Cognitive behavioral therapy specifically for insomnia (CBT-I) aims to change a patient's thoughts and behavior.  Dr. Michael Perlis, director of the behavioral sleep medicine program at the University of Pennsylvania's Perelman School of Medicine said, "People get very focused on total sleep time, on how much sleep they got, and they forget what actually pisses them off is not six hours of sleep - that's not great. But waiting for sleep, being in bed at the middle of the night staring at the ceiling? That's what you want to get rid of."

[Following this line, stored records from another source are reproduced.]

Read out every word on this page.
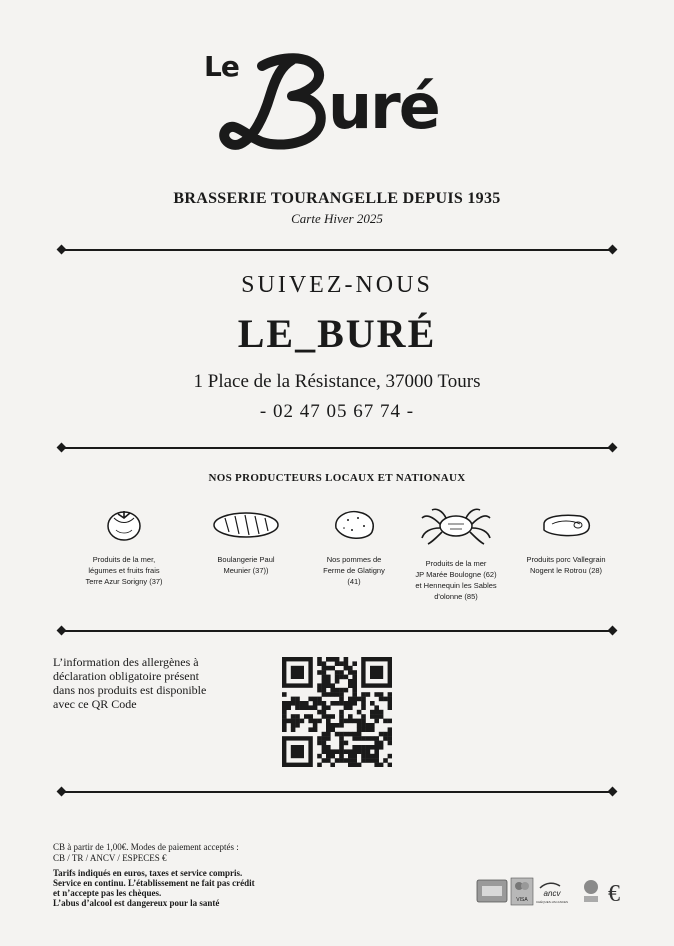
Le
uré
BRASSERIE TOURANGELLE DEPUIS 1935
Carte Hiver 2025
SUIVEZ-NOUS
LE_BURÉ
1 Place de la Résistance, 37000 Tours
- 02 47 05 67 74 -
NOS PRODUCTEURS LOCAUX ET NATIONAUX
Produits de la mer,
légumes et fruits frais
Terre Azur Sorigny (37)
Boulangerie Paul
Meunier (37))
Nos pommes de
Ferme de Glatigny
(41)
Produits de la mer
JP Marée Boulogne (62)
et Hennequin les Sables
d'olonne (85)
Produits porc Vallegrain
Nogent le Rotrou (28)
L’information des allergènes à
déclaration obligatoire présent
dans nos produits est disponible
avec ce QR Code
CB à partir de 1,00€. Modes de paiement acceptés :
CB / TR / ANCV / ESPECES €
Tarifs indiqués en euros, taxes et service compris.
Service en continu. L’établissement ne fait pas crédit
et n’accepte pas les chèques.
L’abus d’alcool est dangereux pour la santé	VISA
ancv
CHÈQUES-VACANCES €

Sleep restriction therapy is viewed effective as it limits the time spend trying to sleep to the amount of time one is able to sleep. The idea is to make a person exhausted that once he gets to bed, he would eventually sleep faster. As what New York Magazine interprets, "You're so exhausted by the time you hit the pillow that you immediately fall into a deep sleep, so, in time, your mind starts associating your bed with actual, restful sleep.